OS X import bug? (it gets worse)

Steven Majewski sdm7g at Virginia.EDU
Fri Jan 25 14:28:34 EST 2002


On Fri, 25 Jan 2002, Pete Shinners wrote:

> there's more bugs in the OSX module loader. one of my OSX porters has
> fixed this himself, but i don't believe yet submitted anything. in any
> event i'm told it's a quick-fix, but here's the problem for you OSX
> maintainers...
>
> in my pygame package i have a "time" module. this is an extension
> library. this has not been a problem from python-1.5.2 and up on every
> different platform. users can easily choose between the stdlib time and
> the pygame time
>
> import time  #std
> import pygame.time  #mine
>
> problem is, on OSX the command "import time" is actually importing my
> time module, from inside my package (i'm not using PTH files or anything
> either).

 Actually, the behaviour I see when I try to reproduce this is that
whichever module you import first get's used for both, so in the
example above, pygame.time would refer to the standard time module;
swapping the order of the imports gives me the state you describe,
where both refer to your timemodule.
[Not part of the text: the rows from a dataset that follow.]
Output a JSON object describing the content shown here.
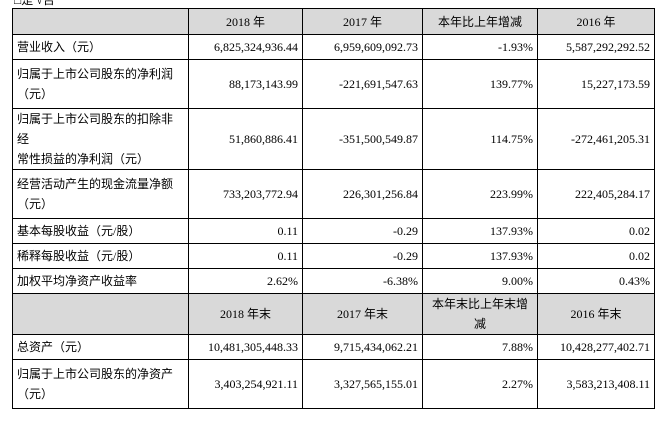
{
  "top_note": "□是 √否",
  "table": {
    "header1": [
      "",
      "2018 年",
      "2017 年",
      "本年比上年增减",
      "2016 年"
    ],
    "rows1": [
      [
        [
          "营业收入（元）"
        ],
        "6,825,324,936.44",
        "6,959,609,092.73",
        "-1.93%",
        "5,587,292,292.52"
      ],
      [
        [
          "归属于上市公司股东的净利润",
          "（元）"
        ],
        "88,173,143.99",
        "-221,691,547.63",
        "139.77%",
        "15,227,173.59"
      ],
      [
        [
          "归属于上市公司股东的扣除非经",
          "常性损益的净利润（元）"
        ],
        "51,860,886.41",
        "-351,500,549.87",
        "114.75%",
        "-272,461,205.31"
      ],
      [
        [
          "经营活动产生的现金流量净额",
          "（元）"
        ],
        "733,203,772.94",
        "226,301,256.84",
        "223.99%",
        "222,405,284.17"
      ],
      [
        [
          "基本每股收益（元/股）"
        ],
        "0.11",
        "-0.29",
        "137.93%",
        "0.02"
      ],
      [
        [
          "稀释每股收益（元/股）"
        ],
        "0.11",
        "-0.29",
        "137.93%",
        "0.02"
      ],
      [
        [
          "加权平均净资产收益率"
        ],
        "2.62%",
        "-6.38%",
        "9.00%",
        "0.43%"
      ]
    ],
    "header2": [
      "",
      "2018 年末",
      "2017 年末",
      "本年末比上年末增减",
      "2016 年末"
    ],
    "rows2": [
      [
        [
          "总资产（元）"
        ],
        "10,481,305,448.33",
        "9,715,434,062.21",
        "7.88%",
        "10,428,277,402.71"
      ],
      [
        [
          "归属于上市公司股东的净资产",
          "（元）"
        ],
        "3,403,254,921.11",
        "3,327,565,155.01",
        "2.27%",
        "3,583,213,408.11"
      ]
    ]
  }
}
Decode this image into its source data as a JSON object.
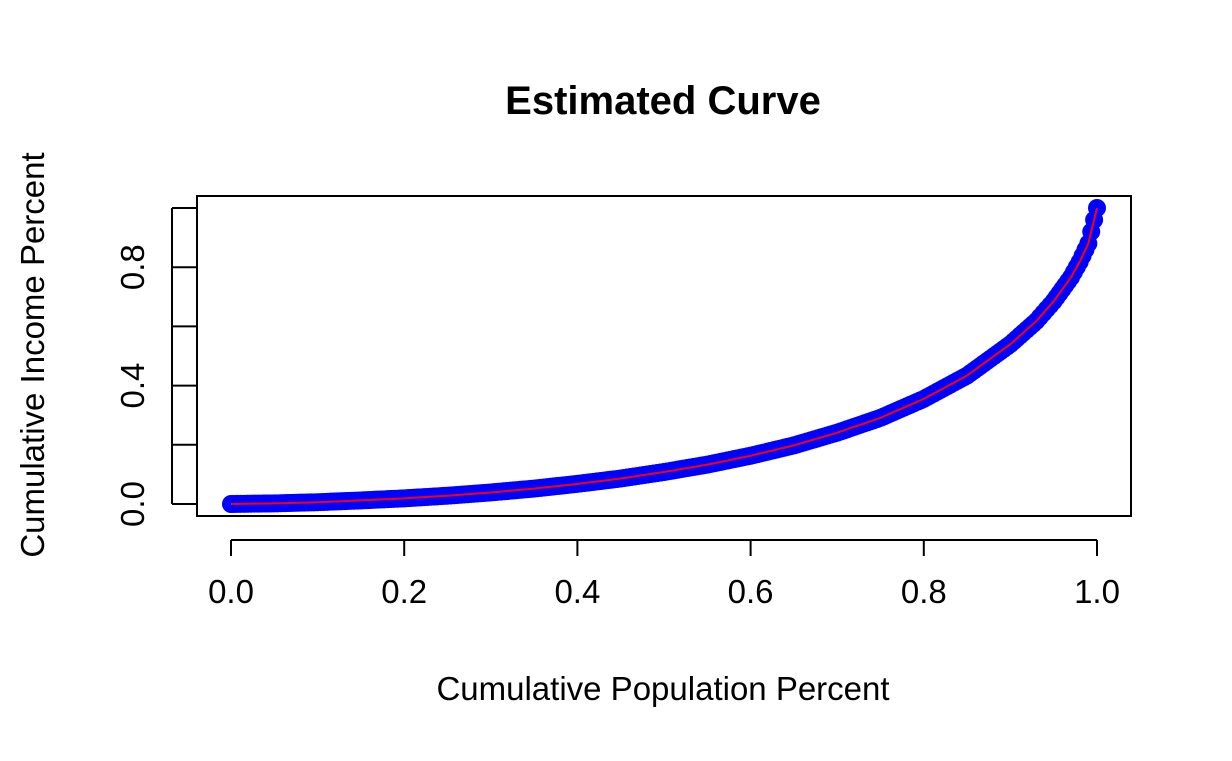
{
  "chart_data": {
    "type": "line",
    "title": "Estimated Curve",
    "xlabel": "Cumulative Population Percent",
    "ylabel": "Cumulative Income Percent",
    "xlim": [
      0.0,
      1.0
    ],
    "ylim": [
      0.0,
      1.0
    ],
    "x_ticks": [
      0.0,
      0.2,
      0.4,
      0.6,
      0.8,
      1.0
    ],
    "x_tick_labels": [
      "0.0",
      "0.2",
      "0.4",
      "0.6",
      "0.8",
      "1.0"
    ],
    "y_ticks": [
      0.0,
      0.2,
      0.4,
      0.6,
      0.8,
      1.0
    ],
    "y_tick_labels": [
      "0.0",
      "",
      "0.4",
      "",
      "0.8",
      ""
    ],
    "grid": false,
    "series": [
      {
        "style": "points",
        "color": "#0000ff",
        "x": [
          0.0,
          0.05,
          0.1,
          0.15,
          0.2,
          0.25,
          0.3,
          0.35,
          0.4,
          0.45,
          0.5,
          0.55,
          0.6,
          0.65,
          0.7,
          0.75,
          0.8,
          0.85,
          0.9,
          0.93,
          0.95,
          0.97,
          0.98,
          0.99,
          1.0
        ],
        "y": [
          0.0,
          0.002,
          0.006,
          0.012,
          0.019,
          0.028,
          0.039,
          0.052,
          0.068,
          0.086,
          0.108,
          0.133,
          0.163,
          0.198,
          0.241,
          0.291,
          0.355,
          0.434,
          0.54,
          0.618,
          0.685,
          0.766,
          0.818,
          0.88,
          1.0
        ]
      },
      {
        "style": "line",
        "color": "#ff0000",
        "x": [
          0.0,
          0.05,
          0.1,
          0.15,
          0.2,
          0.25,
          0.3,
          0.35,
          0.4,
          0.45,
          0.5,
          0.55,
          0.6,
          0.65,
          0.7,
          0.75,
          0.8,
          0.85,
          0.9,
          0.93,
          0.95,
          0.97,
          0.98,
          0.99,
          1.0
        ],
        "y": [
          0.0,
          0.002,
          0.006,
          0.012,
          0.019,
          0.028,
          0.039,
          0.052,
          0.068,
          0.086,
          0.108,
          0.133,
          0.163,
          0.198,
          0.241,
          0.291,
          0.355,
          0.434,
          0.54,
          0.618,
          0.685,
          0.766,
          0.818,
          0.88,
          1.0
        ]
      }
    ]
  }
}
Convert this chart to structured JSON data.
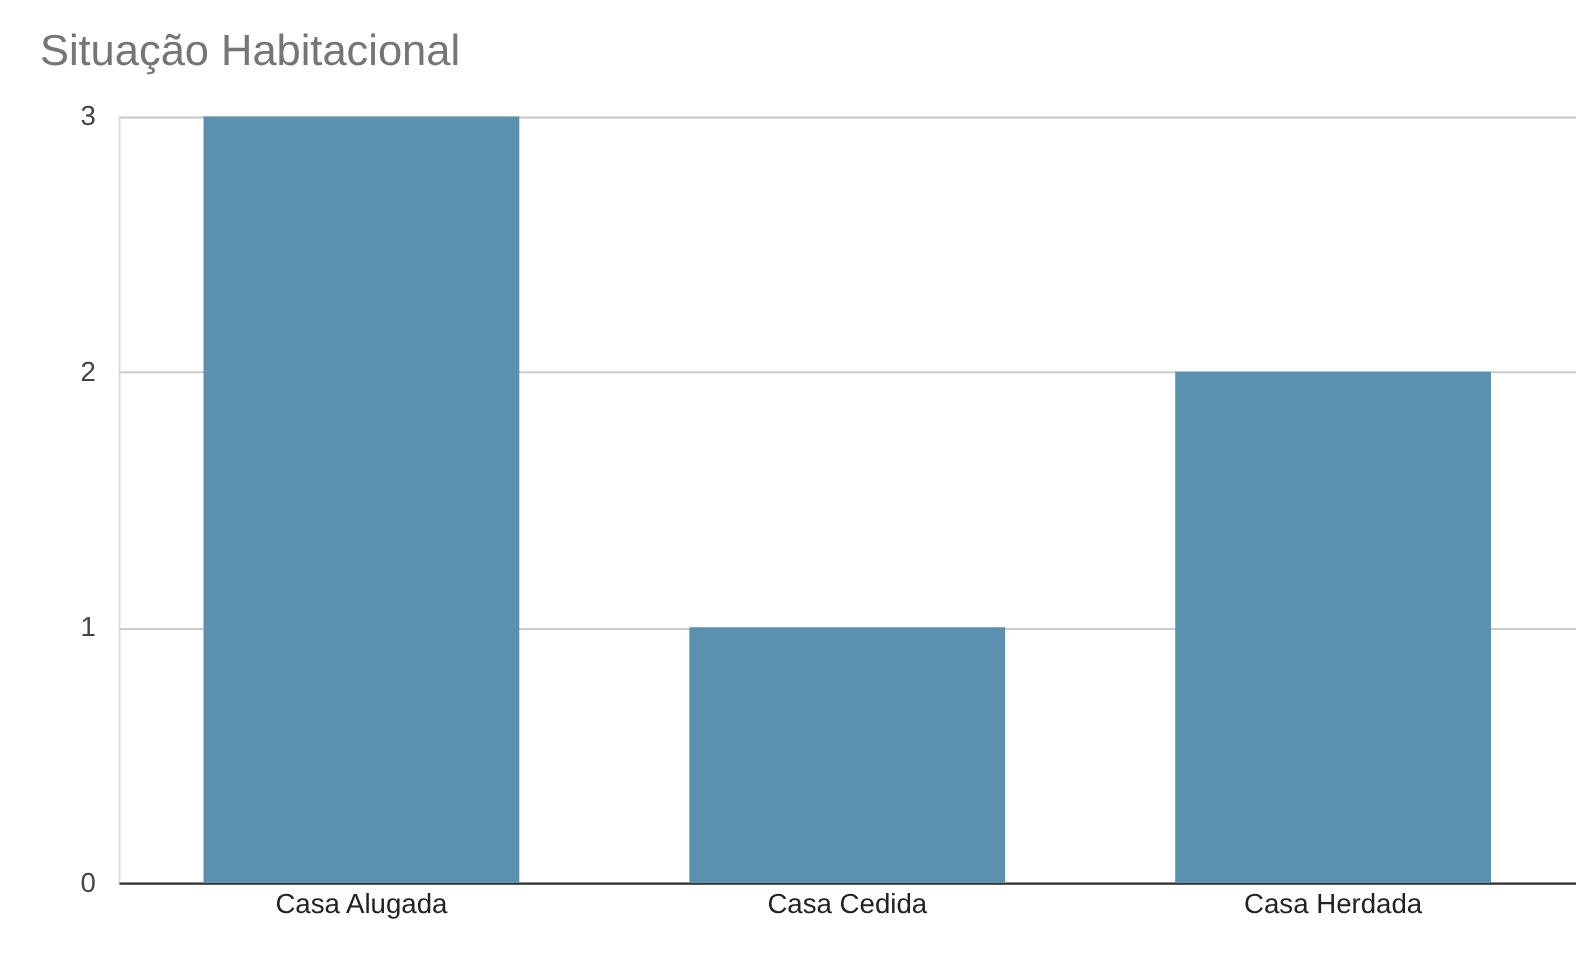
{
  "chart_data": {
    "type": "bar",
    "title": "Situação Habitacional",
    "categories": [
      "Casa Alugada",
      "Casa Cedida",
      "Casa Herdada"
    ],
    "values": [
      3,
      1,
      2
    ],
    "color": "#5b91ae",
    "ylim": [
      0,
      3
    ],
    "yticks": [
      0,
      1,
      2,
      3
    ],
    "grid": "y"
  }
}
Is that what you see ?
 The -v seems to show that it's finding the right module.
I think what's happening is that once 'inittime' is bound, it
stays bound. (I'm surprised that there's no error message, though!)

 I tried swapping the calls to NSLookupAndBindSymbol() to calls to
NSLookupSymbolInModule() [ which is what the dlcompat libs seem to
use instead ] but it didn't change the behaviour:

#define NSLookupAndBindSymbol( f )  NSLookupSymbolInModule( newmodule, f )


> of course, my time module doesn't have the same functions as the
> standard one. so when standard modules (like random) say "import time"
> they are getting the wrong module and raise a quick exception.
>
> i really hope this can get fixed for python-2.2.1. :]
>


 But I'll take a closer look at this.